Sewage wastewater is characterized by the presence of organic matters, pathogens, suspended solids, and nutrients such as phosphorus and nitrogen in its water bodies (Dawood and Li 2013). These nutrients have adverse effects on the water reservoirs as they cause eutrophication, a condition which deteriorates water quality (Renuka et al. 2015). Strict water regulations have been introduced to limit the amount of nutrients present in effluent streams flowing into water resources to prevent the nutrients from polluting them. Recently, Yaser and Safie (2020) suggested several methods for sewage processing for water recycling, e.g., biological treatment, membrane technology and adsorption.
The coagulation-flocculation process is one of the most efficient and simple chemical treatment processes for wastewater (Devi and Dahiya 2008). The mechanism of the process mainly involves aggregation of suspended solid particles into settleable flocs by charge neutralization of colloids, neutralizing the negative charges which had kept the particles apart (Li et al. 2016). Organic polymers, iron and aluminum salts are mostly used to neutralize the colloids to form larger flocs which can be separated from the liquid phase by sedimentation or filtration. The efficiency of the process depends on several factors which include the type, dosage, and basicity of the coagulant (Hu et al. 2006, Nandy et al. 2003, Teh et al. 2014, Wang et al. 2002), pH in the solution (Elmaleh et al. 1996, Miller et al. 2008, Syu et al. 2003), mixing speed and time (Kan et al. 2002, Khan et al. 2014, Li et al. 2016, Yu et al. 2011).
The coagulation-flocculation process is a well-researched process which has been utilized for years. However, it has a unique solution for every type of wastewater treated since the characteristics of wastewater varies from point to point and is the determinant for the type of chemical reagents to be used for the process.
This study focuses on the development of a water treatment program for sewage wastewater and the optimization of the coagulant and flocculant dosages to increase efficiency. Response surface methodology (RSM) was utilized to develop the experiment, minimize the number of experiments, determine the relationship between multi-variables and optimize the program based on the multi-variables responses, percentage removal of turbidity and total dissolved solids (TDS) from the water. Response surface methodology (RSM) is an efficient models-building mathematical statistics method used to evaluate the effects of multiple variables and determine the optimal conditions to give desirable responses (Bezerra et al. 2008, Witek-Krowiak et al. 2014).
Experimental
Sample collection
The sewage wastewater samples were collected from a sewer network at Matla Power Station in South Africa.

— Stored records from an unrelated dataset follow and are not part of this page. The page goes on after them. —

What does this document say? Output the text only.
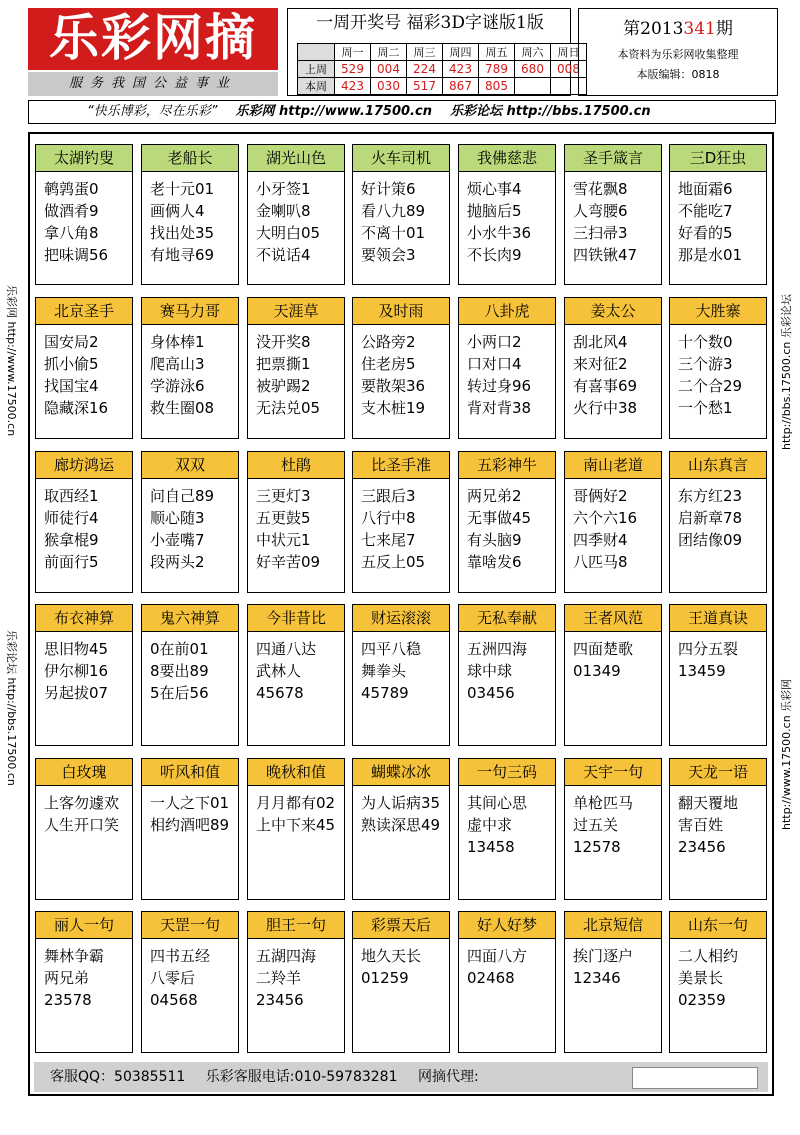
乐彩网摘
服务我国公益事业
一周开奖号 福彩3D字谜版1版
	周一	周二	周三	周四	周五	周六	周日
上周	529	004	224	423	789	680	008
本周	423	030	517	867	805		
第2013341期
本资料为乐彩网收集整理
本版编辑：0818
“快乐博彩，尽在乐彩” 乐彩网 http://www.17500.cn 乐彩论坛 http://bbs.17500.cn
太湖钓叟
鹌鹑蛋0
做酒肴9
拿八角8
把味调56
老船长
老十元01
画俩人4
找出处35
有地寻69
湖光山色
小牙签1
金喇叭8
大明白05
不说话4
火车司机
好计策6
看八九89
不离十01
要领会3
我佛慈悲
烦心事4
抛脑后5
小水牛36
不长肉9
圣手箴言
雪花飘8
人弯腰6
三扫帚3
四铁锹47
三D狂虫
地面霜6
不能吃7
好看的5
那是水01
北京圣手
国安局2
抓小偷5
找国宝4
隐藏深16
赛马力哥
身体棒1
爬高山3
学游泳6
救生圈08
天涯草
没开奖8
把票撕1
被驴踢2
无法兑05
及时雨
公路旁2
住老房5
要散架36
支木桩19
八卦虎
小两口2
口对口4
转过身96
背对背38
姜太公
刮北风4
来对征2
有喜事69
火行中38
大胜寨
十个数0
三个游3
二个合29
一个愁1
廊坊鸿运
取西经1
师徒行4
猴拿棍9
前面行5
双双
问自己89
顺心随3
小壶嘴7
段两头2
杜鹃
三更灯3
五更鼓5
中状元1
好辛苦09
比圣手准
三跟后3
八行中8
七来尾7
五反上05
五彩神牛
两兄弟2
无事做45
有头脑9
靠啥发6
南山老道
哥俩好2
六个六16
四季财4
八匹马8
山东真言
东方红23
启新章78
团结像09
布衣神算
思旧物45
伊尔柳16
另起拔07
鬼六神算
0在前01
8要出89
5在后56
今非昔比
四通八达
武林人
45678
财运滚滚
四平八稳
舞拳头
45789
无私奉献
五洲四海
球中球
03456
王者风范
四面楚歌
01349
王道真诀
四分五裂
13459
白玫瑰
上客勿遽欢
人生开口笑
听风和值
一人之下01
相约酒吧89
晚秋和值
月月都有02
上中下来45
蝴蝶冰冰
为人诟病35
熟读深思49
一句三码
其间心思
虚中求
13458
天宇一句
单枪匹马
过五关
12578
天龙一语
翻天覆地
害百姓
23456
丽人一句
舞林争霸
两兄弟
23578
天罡一句
四书五经
八零后
04568
胆王一句
五湖四海
二羚羊
23456
彩票天后
地久天长
01259
好人好梦
四面八方
02468
北京短信
挨门逐户
12346
山东一句
二人相约
美景长
02359
客服QQ：50385511 乐彩客服电话:010-59783281 网摘代理:
乐彩网 http://www.17500.cn
乐彩论坛 http://bbs.17500.cn
http://bbs.17500.cn 乐彩论坛
http://www.17500.cn 乐彩网
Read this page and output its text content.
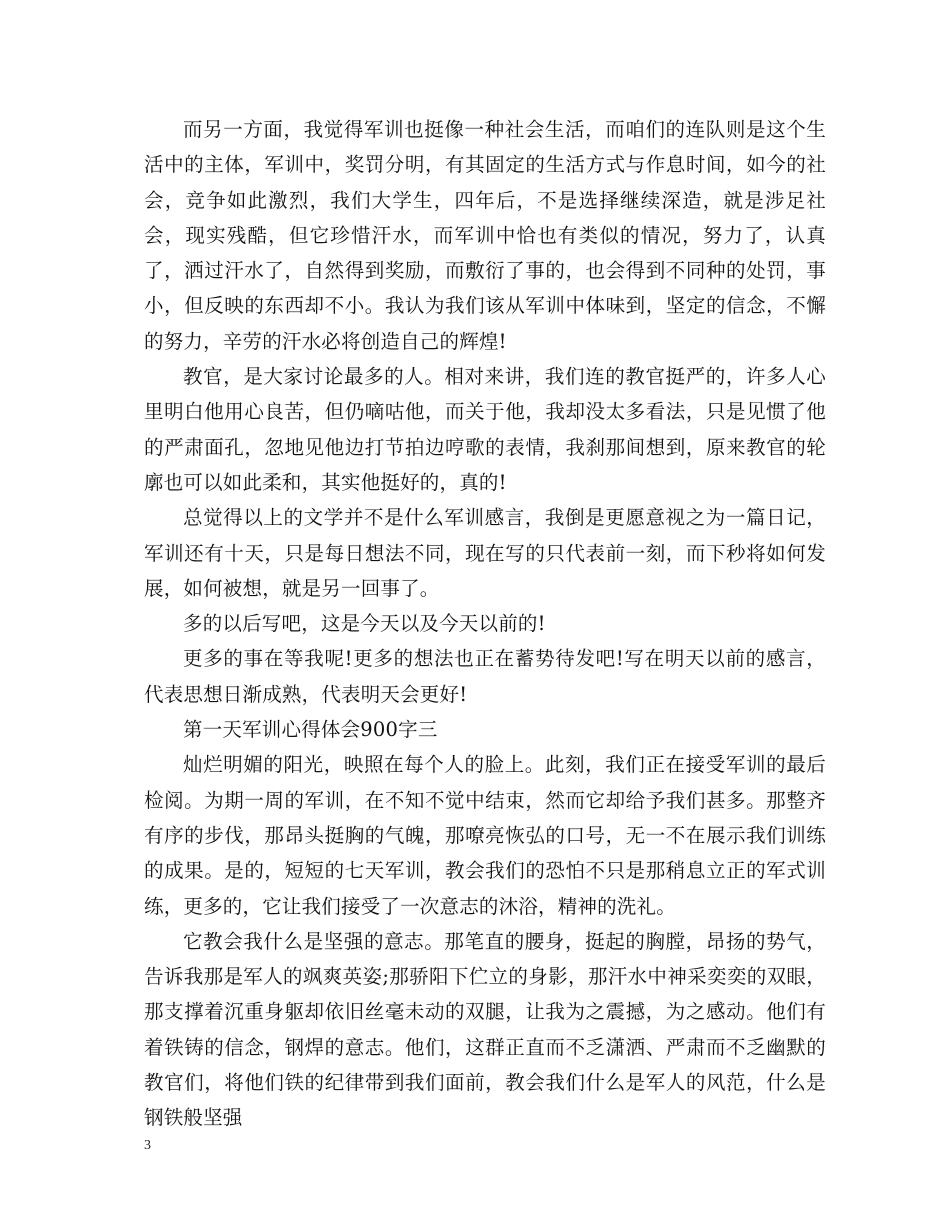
而另一方面，我觉得军训也挺像一种社会生活，而咱们的连队则是这个生活中的主体，军训中，奖罚分明，有其固定的生活方式与作息时间，如今的社会，竞争如此激烈，我们大学生，四年后，不是选择继续深造，就是涉足社会，现实残酷，但它珍惜汗水，而军训中恰也有类似的情况，努力了，认真了，洒过汗水了，自然得到奖励，而敷衍了事的，也会得到不同种的处罚，事小，但反映的东西却不小。我认为我们该从军训中体味到，坚定的信念，不懈的努力，辛劳的汗水必将创造自己的辉煌!

教官，是大家讨论最多的人。相对来讲，我们连的教官挺严的，许多人心里明白他用心良苦，但仍嘀咕他，而关于他，我却没太多看法，只是见惯了他的严肃面孔，忽地见他边打节拍边哼歌的表情，我刹那间想到，原来教官的轮廓也可以如此柔和，其实他挺好的，真的!

总觉得以上的文学并不是什么军训感言，我倒是更愿意视之为一篇日记，军训还有十天，只是每日想法不同，现在写的只代表前一刻，而下秒将如何发展，如何被想，就是另一回事了。

多的以后写吧，这是今天以及今天以前的!

更多的事在等我呢!更多的想法也正在蓄势待发吧!写在明天以前的感言，代表思想日渐成熟，代表明天会更好!

第一天军训心得体会900字三

灿烂明媚的阳光，映照在每个人的脸上。此刻，我们正在接受军训的最后检阅。为期一周的军训，在不知不觉中结束，然而它却给予我们甚多。那整齐有序的步伐，那昂头挺胸的气魄，那嘹亮恢弘的口号，无一不在展示我们训练的成果。是的，短短的七天军训，教会我们的恐怕不只是那稍息立正的军式训练，更多的，它让我们接受了一次意志的沐浴，精神的洗礼。

它教会我什么是坚强的意志。那笔直的腰身，挺起的胸膛，昂扬的势气，告诉我那是军人的飒爽英姿;那骄阳下伫立的身影，那汗水中神采奕奕的双眼，那支撑着沉重身躯却依旧丝毫未动的双腿，让我为之震撼，为之感动。他们有着铁铸的信念，钢焊的意志。他们，这群正直而不乏潇洒、严肃而不乏幽默的教官们，将他们铁的纪律带到我们面前，教会我们什么是军人的风范，什么是钢铁般坚强

3
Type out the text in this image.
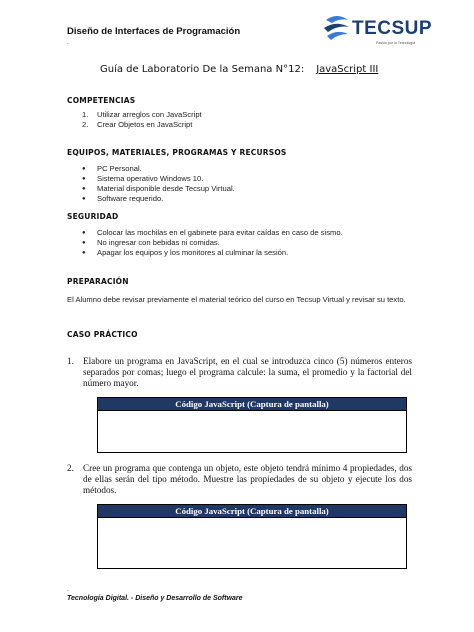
Diseño de Interfaces de Programación
.
TECSUP
Pasión por la Tecnología
Guía de Laboratorio De la Semana N°12: JavaScript III
COMPETENCIAS
1. Utilizar arreglos con JavaScript
2. Crear Objetos en JavaScript
EQUIPOS, MATERIALES, PROGRAMAS Y RECURSOS
● PC Personal.
● Sistema operativo Windows 10.
● Material disponible desde Tecsup Virtual.
● Software requerido.
SEGURIDAD
● Colocar las mochilas en el gabinete para evitar caídas en caso de sismo.
● No ingresar con bebidas ni comidas.
● Apagar los equipos y los monitores al culminar la sesión.
PREPARACIÓN
El Alumno debe revisar previamente el material teórico del curso en Tecsup Virtual y revisar su texto.
CASO PRÁCTICO
1. Elabore un programa en JavaScript, en el cual se introduzca cinco (5) números enteros separados por comas; luego el programa calcule: la suma, el promedio y la factorial del número mayor.
Código JavaScript (Captura de pantalla)
2. Cree un programa que contenga un objeto, este objeto tendrá mínimo 4 propiedades, dos de ellas serán del tipo método. Muestre las propiedades de su objeto y ejecute los dos métodos.
Código JavaScript (Captura de pantalla)
.
Tecnología Digital. - Diseño y Desarrollo de Software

The water samples were characterized by the following parameters in both the pre- and post-treatment: pH, turbidity and dissolved solids. Table 1 summarizes the characteristics of the sewage wastewater sample used for the study.
Chemical reagents
Seven different types of coagulants were obtained from NCP CHLORCHEM Pty (Kempton Park, South Africa). The utilized coagulants, U3500 and U3750 are part of the U3000 series of aluminum chlorohydrate coagulants manufactured by the company. The other coagulants, U6000, U6050 and U6750 used for the experiment are part of the U6000 series of cationic polymer chlorohydrate coagulants. Ferric chloride and aluminum sulfate (Alum) are the other coagulants which were used. Floc858 and Floc887 are the chemical reagents which were utilized to aid flocculation after coagulation. All the coagulants were supplied in liquid form while the flocculants were supplied in powder form.
Reagent stock solutions
The different coagulant stock solutions were prepared by mixing 1 mL of each coagulant in 1000 mL of distilled water to form 1000 ppm stock solutions. The stock solutions of the flocculants were prepared by dissolving 1 g of each flocculant in 1000 mL of distilled water to also produce 1000 ppm solutions.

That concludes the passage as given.